Mas, para produzir efeitos úteis, a intenção subjacente não pode limitar-se a que, nos actos eleitorais, deixemos de apenas pôr uma cruzinha num dos partidos concorrentes e possamos também expressar preferências por uns candidatos em detrimento de outros, dentro da lista partidária em que votamos. De facto, este tipo de "voto preferencial" não resolve tudo. Aliás, por si só, talvez não resolva nem altere nada de fundamental.
O problema maior é que não basta personalizar o voto dos eleitores, fazendo-o recair em personalidades e não só em partidos. É também necessário personalizar o voto dos deputados, fazendo-o recair sobre as opções que realmente defendem em consciência e não sobre as que lhes são impostas pelas respectivas direcções parlamentares, estas por sua vez controladas pelos directórios partidários sem pejo nem grandes subtilezas.
De que serve afinal escolher entre um deputado e outro, dentro da mesma lista partidária, se o voto de qualquer deles nas sessões parlamentares for depois determinado de fora pela mesma estrutura de poder, no partido a que pertencem? Estaremos afinal a escolher o quê? Que tipo de preferência estaremos a demonstrar? Que preferimos a oratória de um à de outro candidato? Que apreciamos mais a figura e o estilo deste ou daquele? É curto, muito curto.
De pouco ou nada vale personalizar o voto dos eleitores sem personalizar também o dos eleitos, de modo que estes possam expressar e defender livremente as suas convicções nos debates e nas votações parlamentares, sem terem de recear depois represálias estatutárias por parte dos seus dirigentes partidários. E não vejo senão duas maneiras de o conseguir: acabar de vez com a disciplina de voto (ou, numa primeira fase, limitá-la a certas questões ideológicas consideradas essenciais) e fazer depender as nomeações para as listas partidárias de uma franca concorrência interna, através de eleições "primárias", em vez da tradicional escolha ou indigitação dos candidatos pelos órgãos dirigentes nacionais ou regionais.

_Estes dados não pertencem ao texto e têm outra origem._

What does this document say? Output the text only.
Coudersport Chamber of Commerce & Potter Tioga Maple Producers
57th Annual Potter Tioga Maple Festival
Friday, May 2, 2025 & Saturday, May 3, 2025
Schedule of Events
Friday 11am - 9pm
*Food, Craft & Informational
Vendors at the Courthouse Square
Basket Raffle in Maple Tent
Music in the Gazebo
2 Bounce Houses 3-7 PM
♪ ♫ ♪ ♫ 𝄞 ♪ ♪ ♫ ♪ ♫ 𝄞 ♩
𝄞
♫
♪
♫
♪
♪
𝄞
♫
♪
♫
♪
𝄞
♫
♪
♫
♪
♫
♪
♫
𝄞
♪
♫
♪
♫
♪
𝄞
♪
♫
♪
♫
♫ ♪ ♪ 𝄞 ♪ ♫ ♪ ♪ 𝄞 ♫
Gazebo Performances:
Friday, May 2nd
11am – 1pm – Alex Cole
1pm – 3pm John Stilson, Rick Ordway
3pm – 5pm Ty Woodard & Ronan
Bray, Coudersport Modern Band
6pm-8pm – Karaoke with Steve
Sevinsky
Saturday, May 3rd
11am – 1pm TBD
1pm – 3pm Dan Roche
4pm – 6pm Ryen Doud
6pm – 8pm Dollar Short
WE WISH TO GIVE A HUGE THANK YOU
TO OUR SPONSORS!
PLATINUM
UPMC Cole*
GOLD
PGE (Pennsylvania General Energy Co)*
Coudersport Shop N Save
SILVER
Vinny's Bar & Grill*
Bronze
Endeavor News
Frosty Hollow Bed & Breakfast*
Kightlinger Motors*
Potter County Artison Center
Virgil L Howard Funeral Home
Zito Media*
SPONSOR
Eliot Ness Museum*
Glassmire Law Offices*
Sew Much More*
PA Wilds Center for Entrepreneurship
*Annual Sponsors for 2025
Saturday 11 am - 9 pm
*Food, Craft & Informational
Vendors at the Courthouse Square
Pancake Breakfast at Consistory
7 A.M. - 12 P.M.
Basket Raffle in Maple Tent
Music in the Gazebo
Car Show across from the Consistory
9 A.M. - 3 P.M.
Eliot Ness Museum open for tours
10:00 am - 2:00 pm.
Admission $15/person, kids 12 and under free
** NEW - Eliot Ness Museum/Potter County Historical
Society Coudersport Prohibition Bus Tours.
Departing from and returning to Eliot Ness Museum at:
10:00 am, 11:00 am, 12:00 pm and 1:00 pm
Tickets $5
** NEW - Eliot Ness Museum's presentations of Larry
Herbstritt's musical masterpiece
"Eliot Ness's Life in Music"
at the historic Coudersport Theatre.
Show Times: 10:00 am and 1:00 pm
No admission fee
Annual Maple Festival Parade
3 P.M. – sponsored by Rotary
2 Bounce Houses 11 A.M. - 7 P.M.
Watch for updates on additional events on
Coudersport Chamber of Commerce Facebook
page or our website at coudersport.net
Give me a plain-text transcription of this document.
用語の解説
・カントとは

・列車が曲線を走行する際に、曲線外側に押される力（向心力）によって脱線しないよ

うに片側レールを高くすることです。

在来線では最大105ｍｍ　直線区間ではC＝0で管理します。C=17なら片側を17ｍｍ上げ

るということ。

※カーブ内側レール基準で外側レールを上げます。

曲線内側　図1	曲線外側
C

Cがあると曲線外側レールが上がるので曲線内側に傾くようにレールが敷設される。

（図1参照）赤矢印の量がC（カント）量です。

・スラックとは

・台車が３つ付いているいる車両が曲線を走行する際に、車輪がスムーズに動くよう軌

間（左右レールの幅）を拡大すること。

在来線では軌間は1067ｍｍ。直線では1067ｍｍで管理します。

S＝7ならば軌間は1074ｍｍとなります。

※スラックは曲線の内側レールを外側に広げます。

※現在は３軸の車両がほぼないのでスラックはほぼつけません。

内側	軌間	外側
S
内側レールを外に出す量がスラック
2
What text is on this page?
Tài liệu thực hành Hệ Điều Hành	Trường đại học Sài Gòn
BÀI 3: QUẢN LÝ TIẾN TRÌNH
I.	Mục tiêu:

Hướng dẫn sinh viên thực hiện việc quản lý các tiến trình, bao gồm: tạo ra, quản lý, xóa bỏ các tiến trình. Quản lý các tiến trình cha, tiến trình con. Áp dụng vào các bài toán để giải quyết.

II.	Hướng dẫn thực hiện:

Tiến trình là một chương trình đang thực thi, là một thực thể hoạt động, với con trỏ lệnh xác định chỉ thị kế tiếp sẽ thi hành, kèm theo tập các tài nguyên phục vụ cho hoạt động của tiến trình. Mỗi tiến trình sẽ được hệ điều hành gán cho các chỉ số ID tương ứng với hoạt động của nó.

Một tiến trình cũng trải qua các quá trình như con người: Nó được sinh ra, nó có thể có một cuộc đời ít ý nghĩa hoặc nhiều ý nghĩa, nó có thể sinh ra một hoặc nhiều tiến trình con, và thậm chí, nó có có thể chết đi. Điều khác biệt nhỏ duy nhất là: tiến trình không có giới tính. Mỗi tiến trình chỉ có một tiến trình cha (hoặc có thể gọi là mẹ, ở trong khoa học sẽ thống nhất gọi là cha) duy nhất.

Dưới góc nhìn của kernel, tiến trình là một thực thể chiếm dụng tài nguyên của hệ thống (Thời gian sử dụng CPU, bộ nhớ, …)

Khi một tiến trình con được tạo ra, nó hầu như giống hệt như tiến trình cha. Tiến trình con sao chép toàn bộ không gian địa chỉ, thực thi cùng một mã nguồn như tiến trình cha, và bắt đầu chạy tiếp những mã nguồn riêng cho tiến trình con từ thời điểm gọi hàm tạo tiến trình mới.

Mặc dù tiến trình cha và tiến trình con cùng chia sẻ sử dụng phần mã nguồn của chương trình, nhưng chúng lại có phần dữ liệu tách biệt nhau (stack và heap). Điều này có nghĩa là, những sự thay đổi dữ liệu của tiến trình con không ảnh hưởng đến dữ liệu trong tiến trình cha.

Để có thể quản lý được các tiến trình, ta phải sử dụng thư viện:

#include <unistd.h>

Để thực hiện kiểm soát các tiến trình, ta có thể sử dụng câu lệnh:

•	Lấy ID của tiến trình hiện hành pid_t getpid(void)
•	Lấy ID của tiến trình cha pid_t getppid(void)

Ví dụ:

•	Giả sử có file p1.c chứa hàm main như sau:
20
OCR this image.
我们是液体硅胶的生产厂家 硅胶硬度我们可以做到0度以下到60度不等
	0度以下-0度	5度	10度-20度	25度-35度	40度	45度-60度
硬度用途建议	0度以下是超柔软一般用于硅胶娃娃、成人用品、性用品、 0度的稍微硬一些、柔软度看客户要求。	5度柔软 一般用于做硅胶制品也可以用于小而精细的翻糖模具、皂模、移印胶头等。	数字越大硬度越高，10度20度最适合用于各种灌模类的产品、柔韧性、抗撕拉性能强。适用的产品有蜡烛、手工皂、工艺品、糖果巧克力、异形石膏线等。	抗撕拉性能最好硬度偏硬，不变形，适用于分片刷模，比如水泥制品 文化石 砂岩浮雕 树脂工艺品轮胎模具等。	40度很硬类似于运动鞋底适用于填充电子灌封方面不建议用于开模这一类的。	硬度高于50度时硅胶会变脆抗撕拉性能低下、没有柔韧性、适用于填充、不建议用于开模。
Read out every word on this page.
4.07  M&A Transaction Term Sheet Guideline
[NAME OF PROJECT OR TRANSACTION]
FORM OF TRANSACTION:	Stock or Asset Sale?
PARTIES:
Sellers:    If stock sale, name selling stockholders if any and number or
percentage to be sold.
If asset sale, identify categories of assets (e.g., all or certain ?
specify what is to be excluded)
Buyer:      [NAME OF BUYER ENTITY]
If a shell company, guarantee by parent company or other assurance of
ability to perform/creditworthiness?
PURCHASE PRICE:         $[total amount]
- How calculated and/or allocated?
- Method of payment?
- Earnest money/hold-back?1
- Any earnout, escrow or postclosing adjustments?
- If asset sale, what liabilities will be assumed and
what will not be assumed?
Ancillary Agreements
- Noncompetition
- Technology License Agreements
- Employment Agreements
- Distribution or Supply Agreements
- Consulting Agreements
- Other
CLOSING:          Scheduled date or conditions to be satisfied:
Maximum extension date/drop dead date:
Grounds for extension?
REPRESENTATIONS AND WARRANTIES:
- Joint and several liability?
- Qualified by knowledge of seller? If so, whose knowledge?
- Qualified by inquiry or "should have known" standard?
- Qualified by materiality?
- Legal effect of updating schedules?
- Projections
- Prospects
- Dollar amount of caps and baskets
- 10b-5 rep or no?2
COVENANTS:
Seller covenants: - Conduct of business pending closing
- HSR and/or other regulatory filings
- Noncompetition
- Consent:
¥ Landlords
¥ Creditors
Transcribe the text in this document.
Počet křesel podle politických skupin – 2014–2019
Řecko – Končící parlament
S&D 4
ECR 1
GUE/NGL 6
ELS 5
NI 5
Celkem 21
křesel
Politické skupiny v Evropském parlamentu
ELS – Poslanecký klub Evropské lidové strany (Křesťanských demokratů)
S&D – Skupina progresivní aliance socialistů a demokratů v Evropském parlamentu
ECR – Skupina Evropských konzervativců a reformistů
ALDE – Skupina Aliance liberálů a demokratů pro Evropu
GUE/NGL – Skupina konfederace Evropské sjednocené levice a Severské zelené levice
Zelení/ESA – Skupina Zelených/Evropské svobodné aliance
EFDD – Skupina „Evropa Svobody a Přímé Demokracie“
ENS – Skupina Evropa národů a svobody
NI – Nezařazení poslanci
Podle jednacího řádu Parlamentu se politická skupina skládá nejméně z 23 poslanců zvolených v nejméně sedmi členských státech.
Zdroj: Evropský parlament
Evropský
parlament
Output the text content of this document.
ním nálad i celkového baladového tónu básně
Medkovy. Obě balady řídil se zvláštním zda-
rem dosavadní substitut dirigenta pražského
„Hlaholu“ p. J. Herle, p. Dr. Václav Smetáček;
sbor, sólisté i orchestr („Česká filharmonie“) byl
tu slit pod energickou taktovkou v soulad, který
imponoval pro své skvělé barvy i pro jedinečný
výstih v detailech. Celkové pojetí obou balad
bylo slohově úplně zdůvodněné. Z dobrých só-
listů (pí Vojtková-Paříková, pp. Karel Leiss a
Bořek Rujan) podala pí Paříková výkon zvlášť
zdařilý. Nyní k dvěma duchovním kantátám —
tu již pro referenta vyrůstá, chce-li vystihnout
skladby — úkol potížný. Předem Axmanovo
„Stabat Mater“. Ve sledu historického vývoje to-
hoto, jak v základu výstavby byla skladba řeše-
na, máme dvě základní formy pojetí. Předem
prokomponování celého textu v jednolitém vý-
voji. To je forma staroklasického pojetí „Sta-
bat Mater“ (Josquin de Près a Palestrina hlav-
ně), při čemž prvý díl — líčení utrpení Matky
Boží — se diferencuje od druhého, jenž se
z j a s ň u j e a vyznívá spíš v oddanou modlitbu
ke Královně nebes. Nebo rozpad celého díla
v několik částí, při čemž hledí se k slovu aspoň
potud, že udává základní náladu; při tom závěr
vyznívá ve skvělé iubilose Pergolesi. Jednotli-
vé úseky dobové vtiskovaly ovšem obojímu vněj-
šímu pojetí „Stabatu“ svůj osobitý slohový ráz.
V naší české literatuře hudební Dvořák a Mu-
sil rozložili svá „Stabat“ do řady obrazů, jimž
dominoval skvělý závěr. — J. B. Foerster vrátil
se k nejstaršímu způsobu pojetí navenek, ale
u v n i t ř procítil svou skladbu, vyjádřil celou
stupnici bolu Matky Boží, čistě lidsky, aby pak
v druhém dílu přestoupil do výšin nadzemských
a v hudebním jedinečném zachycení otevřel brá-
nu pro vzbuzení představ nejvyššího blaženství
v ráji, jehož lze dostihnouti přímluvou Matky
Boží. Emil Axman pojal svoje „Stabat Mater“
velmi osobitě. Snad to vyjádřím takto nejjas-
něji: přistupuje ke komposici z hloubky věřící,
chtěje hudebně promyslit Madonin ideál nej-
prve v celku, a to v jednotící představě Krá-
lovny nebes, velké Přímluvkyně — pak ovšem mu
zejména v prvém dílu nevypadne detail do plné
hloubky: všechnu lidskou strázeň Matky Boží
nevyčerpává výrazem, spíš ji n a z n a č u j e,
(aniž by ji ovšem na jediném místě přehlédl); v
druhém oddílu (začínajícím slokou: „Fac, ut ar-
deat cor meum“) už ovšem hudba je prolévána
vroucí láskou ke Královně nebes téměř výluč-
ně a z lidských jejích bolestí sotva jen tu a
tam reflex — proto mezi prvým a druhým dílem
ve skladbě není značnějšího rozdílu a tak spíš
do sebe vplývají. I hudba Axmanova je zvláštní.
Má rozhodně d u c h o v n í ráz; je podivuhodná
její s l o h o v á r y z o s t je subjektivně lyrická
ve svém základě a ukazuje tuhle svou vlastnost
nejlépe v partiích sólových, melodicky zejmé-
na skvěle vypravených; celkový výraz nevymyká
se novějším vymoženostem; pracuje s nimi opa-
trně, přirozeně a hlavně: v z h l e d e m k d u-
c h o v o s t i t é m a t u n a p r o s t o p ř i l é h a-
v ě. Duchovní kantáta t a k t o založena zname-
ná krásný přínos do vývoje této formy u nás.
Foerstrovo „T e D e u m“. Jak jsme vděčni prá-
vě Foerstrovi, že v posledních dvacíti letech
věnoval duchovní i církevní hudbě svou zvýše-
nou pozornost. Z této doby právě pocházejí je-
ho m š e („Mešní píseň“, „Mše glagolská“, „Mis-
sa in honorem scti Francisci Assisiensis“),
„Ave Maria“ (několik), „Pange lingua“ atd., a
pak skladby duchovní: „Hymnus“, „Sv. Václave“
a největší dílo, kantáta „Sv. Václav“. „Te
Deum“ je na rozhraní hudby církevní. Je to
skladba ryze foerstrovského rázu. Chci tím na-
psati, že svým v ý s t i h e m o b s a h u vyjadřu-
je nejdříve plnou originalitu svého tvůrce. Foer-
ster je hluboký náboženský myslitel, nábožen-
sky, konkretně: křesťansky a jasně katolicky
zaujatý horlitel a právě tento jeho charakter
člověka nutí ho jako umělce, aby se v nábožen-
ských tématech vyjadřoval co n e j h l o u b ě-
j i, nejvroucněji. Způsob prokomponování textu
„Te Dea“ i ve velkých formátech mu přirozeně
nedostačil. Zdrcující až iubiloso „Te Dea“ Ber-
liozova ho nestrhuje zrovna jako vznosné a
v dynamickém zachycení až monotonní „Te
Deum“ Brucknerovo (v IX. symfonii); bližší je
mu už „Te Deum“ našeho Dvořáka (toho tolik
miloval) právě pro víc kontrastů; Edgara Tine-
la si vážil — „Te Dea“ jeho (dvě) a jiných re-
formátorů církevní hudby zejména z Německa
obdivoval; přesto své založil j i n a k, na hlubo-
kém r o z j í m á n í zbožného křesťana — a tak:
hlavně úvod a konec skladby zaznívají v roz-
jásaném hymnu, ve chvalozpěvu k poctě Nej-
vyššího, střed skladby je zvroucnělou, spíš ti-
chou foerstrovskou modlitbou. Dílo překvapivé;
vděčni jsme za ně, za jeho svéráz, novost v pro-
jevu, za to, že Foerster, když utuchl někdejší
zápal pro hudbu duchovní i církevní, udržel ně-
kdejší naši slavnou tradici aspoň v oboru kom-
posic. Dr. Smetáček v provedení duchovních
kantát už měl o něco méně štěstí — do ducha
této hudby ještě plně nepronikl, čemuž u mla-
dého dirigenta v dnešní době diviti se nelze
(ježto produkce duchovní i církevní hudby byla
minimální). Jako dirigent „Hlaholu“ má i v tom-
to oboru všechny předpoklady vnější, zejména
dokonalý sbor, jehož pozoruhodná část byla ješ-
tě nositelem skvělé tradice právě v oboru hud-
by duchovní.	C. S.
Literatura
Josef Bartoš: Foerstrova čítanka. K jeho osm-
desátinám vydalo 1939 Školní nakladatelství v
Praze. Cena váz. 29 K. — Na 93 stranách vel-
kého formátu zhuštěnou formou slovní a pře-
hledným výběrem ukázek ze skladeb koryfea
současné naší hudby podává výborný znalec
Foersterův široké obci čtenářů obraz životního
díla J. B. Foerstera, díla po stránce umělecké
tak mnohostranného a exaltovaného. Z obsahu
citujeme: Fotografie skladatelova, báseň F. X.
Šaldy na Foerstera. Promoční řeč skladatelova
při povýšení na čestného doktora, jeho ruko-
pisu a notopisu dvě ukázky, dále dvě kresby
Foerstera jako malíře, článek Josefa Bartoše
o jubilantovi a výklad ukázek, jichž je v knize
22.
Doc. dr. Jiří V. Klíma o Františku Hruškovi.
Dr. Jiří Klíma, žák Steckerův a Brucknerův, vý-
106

Voto preferencial, sim, é uma boa ideia, vale a pena repeti-lo. Mas ele deve começar logo no interior das estruturas partidárias, quando se tratar de escolher, por eleição, os candidatos aos actos eleitorais extra-partidários. Sem isso, haverá apenas fumo sem fogo.
Máxima: uma maior democratização do sistema político deve começar, de preferência, dentro dos próprios partidos, que são hoje o sector menos democrático do sistema.